As claims and counterclaims swirl about the health of the Great Barrier Reef, it can be difficult to know what to believe. A good starting point is listening to Terry Hughes, the director of the ARC Centre of Excellence for Coral Reef Studies, and listed last year by the journal Nature as one of the 10 people who matter most in science.
Professor Hughes, who regularly surveys the reef, last week stunned his Twitter followers by saying 49 per cent of shallow corals had died after two summers of bleaching.
This figure was given preliminary endorsement by Russell Reichelt, the chief executive of the Great Barrier Reef Marine Park Authority. He noted there had also been an increase in cover in the south in recent years, but added: "It is difficult to say this without sounding like I don't think the problem is serious. I certainly do."
If anything, serious is an understatement. The loss of half of the reef's shallow water corals is a global-scale catastrophe. It may have potentially serious ramifications in the years ahead for about 70,000 people who rely on the reef for their livelihoods.
It is linked to inflated water temperatures that scientists have tied to escalating greenhouse gas emissions. As The Age revealed, an expert panel advising the government on how to implement its plan to protect the reef says it must be re-drawn to include a focus on cutting. We agree. So far the Turnbull government has demurred.
This is indicative of a broader disconnect in the government about climate change. It says the United Nations process that led to the Paris accord is the best place to address the issue, including protecting the reef from it.
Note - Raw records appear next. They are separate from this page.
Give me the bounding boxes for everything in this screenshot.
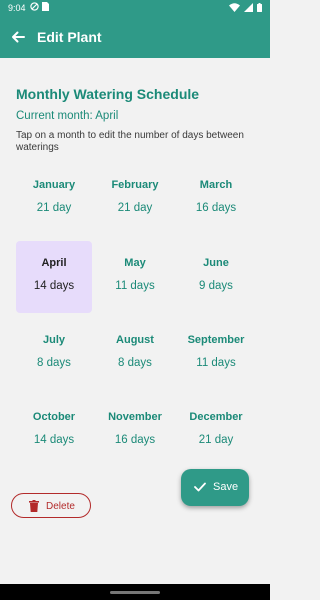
- month-name: September: [187, 334, 245, 346]
- month-cell-december[interactable]: December 21 day: [178, 395, 254, 467]
- month-name: April: [41, 257, 67, 269]
- status-bar: 9:04: [0, 0, 270, 16]
- month-name: January: [32, 179, 76, 191]
- month-days: 8 days: [37, 357, 71, 369]
- month-days: 21 day: [36, 202, 72, 214]
- month-cell-august[interactable]: August 8 days: [97, 318, 173, 390]
- page-title: Edit Plant: [37, 29, 102, 45]
- trash-icon: [29, 500, 39, 512]
- section-title: Monthly Watering Schedule: [16, 86, 200, 102]
- check-icon: [194, 482, 206, 492]
- month-days: 14 days: [33, 434, 75, 446]
- save-button[interactable]: Save: [181, 469, 249, 506]
- month-days: 16 days: [114, 434, 156, 446]
- month-cell-april[interactable]: April 14 days: [16, 241, 92, 313]
- month-cell-june[interactable]: June 9 days: [178, 241, 254, 313]
- app-bar: Edit Plant: [0, 16, 270, 58]
- month-name: July: [42, 334, 65, 346]
- status-left-icons: [30, 2, 49, 11]
- delete-button[interactable]: Delete: [11, 493, 91, 518]
- save-label: Save: [213, 481, 239, 493]
- battery-icon: [257, 3, 262, 12]
- sim-card-icon: [42, 2, 49, 11]
- month-days: 11 days: [115, 280, 155, 292]
- month-cell-november[interactable]: November 16 days: [97, 395, 173, 467]
- instructions-text: Tap on a month to edit the number of day…: [16, 130, 244, 153]
- month-days: 21 day: [198, 434, 234, 446]
- do-not-disturb-icon: [30, 2, 39, 11]
- month-name: February: [111, 179, 159, 191]
- month-name: March: [199, 179, 233, 191]
- month-days: 16 days: [195, 202, 237, 214]
- month-name: October: [32, 411, 76, 423]
- month-cell-march[interactable]: March 16 days: [178, 163, 254, 235]
- month-days: 11 days: [196, 357, 236, 369]
- delete-label: Delete: [46, 501, 75, 512]
- month-days: 9 days: [199, 280, 233, 292]
- month-days: 14 days: [33, 280, 75, 292]
- home-gesture-handle[interactable]: [110, 591, 160, 594]
- month-name: August: [116, 334, 154, 346]
- month-cell-july[interactable]: July 8 days: [16, 318, 92, 390]
- month-cell-february[interactable]: February 21 day: [97, 163, 173, 235]
- month-days: 21 day: [117, 202, 153, 214]
- month-name: December: [189, 411, 243, 423]
- arrow-back-icon[interactable]: [10, 29, 26, 45]
- current-month-label: Current month: April: [16, 110, 119, 122]
- month-name: November: [108, 411, 162, 423]
- month-cell-may[interactable]: May 11 days: [97, 241, 173, 313]
- month-name: May: [124, 257, 146, 269]
- navigation-bar: [0, 584, 270, 600]
- wifi-icon: [229, 3, 240, 12]
- month-cell-september[interactable]: September 11 days: [178, 318, 254, 390]
- month-cell-january[interactable]: January 21 day: [16, 163, 92, 235]
- status-right-icons: [229, 3, 262, 12]
- status-time: 9:04: [8, 3, 26, 13]
- month-name: June: [203, 257, 229, 269]
- cell-signal-icon: [244, 3, 253, 12]
- month-cell-october[interactable]: October 14 days: [16, 395, 92, 467]
- month-days: 8 days: [118, 357, 152, 369]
Yet the best evidence suggests the emission reductions targets pledged in the French capital are nothing like enough to achieve this goal.
Of course, Australia alone cannot tackle climate change. But it can hardly expect other countries to do what is necessary if it doesn't itself. Its emissions target of a 26-28 per cent below 2005 levels by 2030 is a step up from previous commitments, but not enough for Australia to play its part in addressing the problem. Malcolm Turnbull and Environment Minister Josh Frydenberg have acknowledged the target will need to be increased, and analyses have suggested more could be done at relatively little cost. It is hoped that will be included in the review of climate policies currently under way.
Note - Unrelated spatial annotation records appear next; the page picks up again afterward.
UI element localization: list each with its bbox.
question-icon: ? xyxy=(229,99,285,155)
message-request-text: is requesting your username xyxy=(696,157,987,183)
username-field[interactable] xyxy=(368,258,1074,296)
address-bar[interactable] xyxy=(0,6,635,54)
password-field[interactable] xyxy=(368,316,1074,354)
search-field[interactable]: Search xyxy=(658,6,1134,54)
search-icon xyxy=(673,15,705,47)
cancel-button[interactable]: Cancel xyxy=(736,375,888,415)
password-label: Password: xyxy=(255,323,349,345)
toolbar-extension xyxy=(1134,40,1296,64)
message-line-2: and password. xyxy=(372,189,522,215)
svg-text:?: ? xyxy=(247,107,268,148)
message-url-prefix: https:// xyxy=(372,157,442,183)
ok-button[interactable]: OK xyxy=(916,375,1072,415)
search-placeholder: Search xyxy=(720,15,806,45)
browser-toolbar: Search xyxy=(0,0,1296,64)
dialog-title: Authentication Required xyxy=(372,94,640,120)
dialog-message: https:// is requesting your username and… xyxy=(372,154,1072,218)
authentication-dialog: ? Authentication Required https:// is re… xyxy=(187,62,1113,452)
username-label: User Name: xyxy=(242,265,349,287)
The review must also address the more glaring issue: the lack of a coherent policy that can deliver even the current targets. When the government abolished the carbon price scheme in 2014, it put the "direct action" emissions reduction fund at the centre of its own response. Three years on, $2.23 billion has been spent from the budget for little obvious impact. An analysis by the Parliamentary Budget Office commissioned by the Greens found meeting the 2030 target using the fund alone would cost more than $23 billion – an unrealistic figure in budget-constrained times.
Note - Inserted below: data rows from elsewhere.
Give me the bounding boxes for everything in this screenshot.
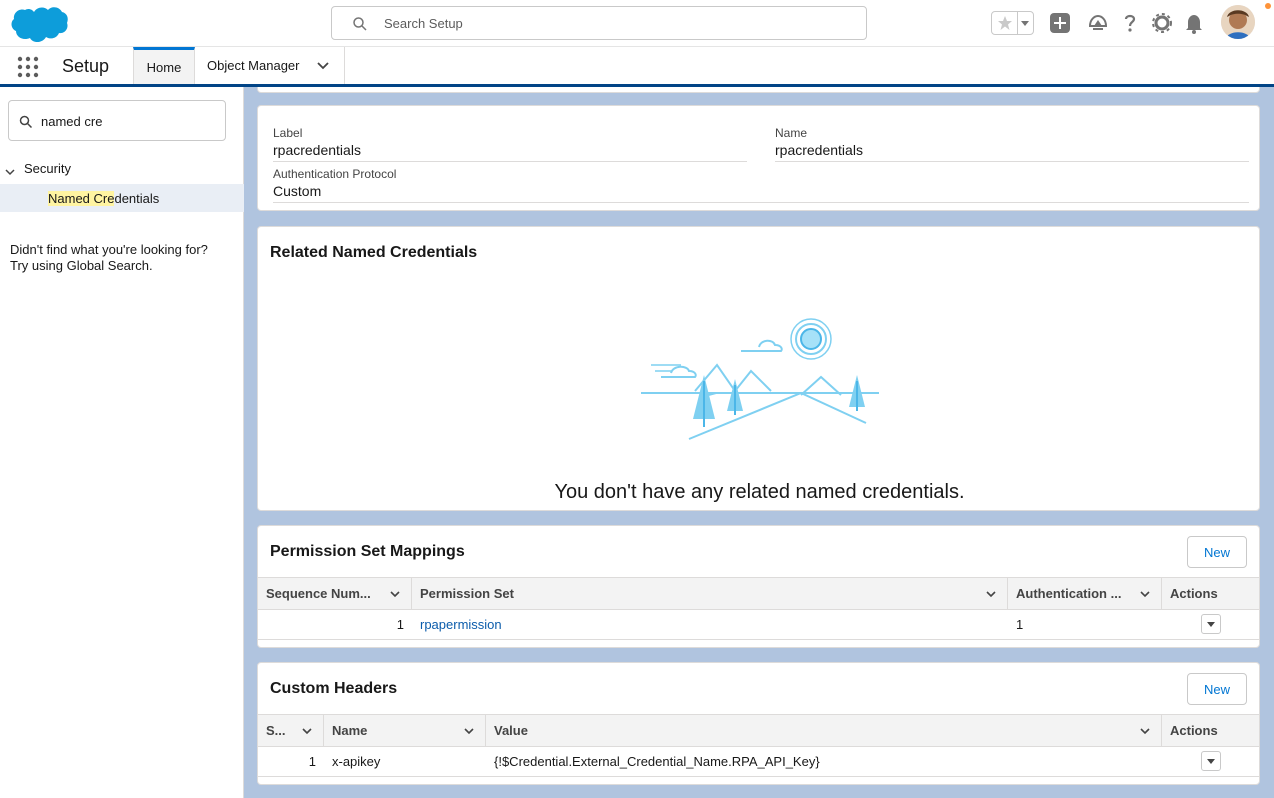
chevron-down-icon[interactable] [463, 725, 475, 737]
not-found-line-1: Didn't find what you're looking for? [10, 242, 208, 257]
app-name: Setup [62, 56, 110, 76]
setup-sidebar: named cre Security Named Credentials Did… [0, 87, 244, 798]
empty-state-illustration [641, 315, 881, 455]
global-header: Search Setup [0, 0, 1274, 47]
tab-object-manager-label: Object Manager [207, 58, 300, 73]
label-field-value: rpacredentials [273, 142, 747, 162]
label-field: Label rpacredentials [273, 126, 747, 162]
related-card-title: Related Named Credentials [270, 244, 478, 261]
column-header[interactable]: Authentication ... [1008, 578, 1162, 609]
trailhead-icon[interactable] [1087, 12, 1109, 34]
permission-set-link[interactable]: rpapermission [412, 610, 1008, 639]
permission-card-title: Permission Set Mappings [270, 543, 465, 560]
quick-find-value: named cre [41, 114, 103, 129]
related-named-credentials-card: Related Named Credentials You don't have… [257, 226, 1260, 511]
sidebar-item-label: Named Credentials [48, 191, 159, 206]
column-header[interactable]: Permission Set [412, 578, 1008, 609]
column-header[interactable]: Name [324, 715, 486, 746]
column-header[interactable]: Sequence Num... [258, 578, 412, 609]
chevron-down-icon[interactable] [1139, 725, 1151, 737]
sequence-cell: 1 [308, 754, 316, 769]
custom-headers-title: Custom Headers [270, 680, 398, 697]
authentication-cell: 1 [1016, 617, 1024, 632]
header-card [257, 87, 1260, 93]
table-header: S... Name Value Actions [258, 714, 1259, 747]
tab-home[interactable]: Home [133, 47, 195, 84]
column-header: Actions [1162, 715, 1259, 746]
column-header[interactable]: S... [258, 715, 324, 746]
column-header-label: Value [494, 723, 528, 738]
notification-dot [1265, 3, 1271, 9]
search-match-highlight: Named Cre [48, 191, 115, 206]
star-icon[interactable] [992, 12, 1018, 34]
empty-state-message: You don't have any related named credent… [554, 481, 965, 503]
gear-icon[interactable] [1151, 12, 1173, 34]
main-content: Label rpacredentials Name rpacredentials… [244, 87, 1274, 798]
name-field-value: rpacredentials [775, 142, 1249, 162]
favorites-button[interactable] [991, 11, 1034, 35]
new-permission-mapping-button[interactable]: New [1187, 536, 1247, 568]
bell-icon[interactable] [1183, 12, 1205, 34]
column-header-label: Name [332, 723, 368, 738]
chevron-down-icon[interactable] [1139, 588, 1151, 600]
new-custom-header-button[interactable]: New [1187, 673, 1247, 705]
table-header: Sequence Num... Permission Set Authentic… [258, 577, 1259, 610]
chevron-down-icon[interactable] [5, 165, 15, 176]
row-actions-menu[interactable] [1201, 751, 1221, 771]
column-header: Actions [1162, 578, 1259, 609]
sequence-cell: 1 [396, 617, 404, 632]
help-icon[interactable] [1119, 12, 1141, 34]
search-placeholder: Search Setup [384, 16, 463, 31]
column-header-label: Authentication ... [1016, 586, 1122, 601]
setup-search-box[interactable]: Search Setup [331, 6, 867, 40]
app-nav-bar: Setup Home Object Manager [0, 47, 1274, 87]
auth-protocol-title: Authentication Protocol [273, 167, 397, 181]
label-field-title: Label [273, 126, 303, 140]
column-header[interactable]: Value [486, 715, 1162, 746]
tree-section-label: Security [24, 161, 71, 176]
plus-icon[interactable] [1049, 12, 1071, 34]
row-actions-menu[interactable] [1201, 614, 1221, 634]
search-icon [352, 16, 368, 32]
name-field-title: Name [775, 126, 808, 140]
header-name-cell: x-apikey [332, 754, 381, 769]
table-row: 1 x-apikey {!$Credential.External_Creden… [258, 747, 1259, 777]
avatar[interactable] [1221, 5, 1255, 39]
chevron-down-icon[interactable] [301, 725, 313, 737]
column-header-label: S... [266, 723, 286, 738]
not-found-message: Didn't find what you're looking for? Try… [10, 242, 240, 274]
auth-protocol-value: Custom [273, 183, 1249, 203]
quick-find-input[interactable]: named cre [8, 100, 226, 141]
tab-object-manager[interactable]: Object Manager [195, 47, 345, 84]
header-value-cell: {!$Credential.External_Credential_Name.R… [494, 754, 820, 769]
chevron-down-icon[interactable] [316, 59, 330, 73]
tree-section-security[interactable]: Security [0, 159, 244, 181]
not-found-line-2: Try using Global Search. [10, 258, 153, 273]
chevron-down-icon[interactable] [985, 588, 997, 600]
tab-home-label: Home [146, 59, 182, 75]
salesforce-logo[interactable] [9, 4, 69, 44]
name-field: Name rpacredentials [775, 126, 1249, 162]
column-header-label: Actions [1170, 723, 1218, 738]
chevron-down-icon[interactable] [1017, 12, 1033, 34]
detail-card: Label rpacredentials Name rpacredentials… [257, 105, 1260, 211]
custom-headers-card: Custom Headers New S... Name Value Actio… [257, 662, 1260, 785]
auth-protocol-field: Authentication Protocol Custom [273, 167, 1249, 203]
sidebar-item-named-credentials[interactable]: Named Credentials [0, 184, 244, 212]
search-icon [19, 115, 33, 129]
column-header-label: Permission Set [420, 586, 514, 601]
permission-set-mappings-card: Permission Set Mappings New Sequence Num… [257, 525, 1260, 648]
chevron-down-icon[interactable] [389, 588, 401, 600]
app-launcher-icon[interactable] [17, 56, 39, 78]
column-header-label: Actions [1170, 586, 1218, 601]
sidebar-item-label-rest: dentials [114, 191, 160, 206]
table-row: 1 rpapermission 1 [258, 610, 1259, 640]
column-header-label: Sequence Num... [266, 586, 371, 601]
The government says the analysis is also unrealistic as the fund is only part of its response to climate change. But the other policies Mr Frydenberg cited – a National Energy Productivity Plan, reducing hydroflurocarbons, and a renewable energy target that ends in 2020 – are complementary policies, not a central measure to drive change. And it continues to support emissions intensive projects, such as the proposed Adani coal mine.
The centre of the government's response needs to be a carbon pricing scheme to encourage the shift from coal to cleaner practice. The new head of the Australian Energy Market Commission, Anne Pearson, has added her voice to the business leaders and analysts who say an emissions intensity scheme is the most effective response. It's time the government started to listen.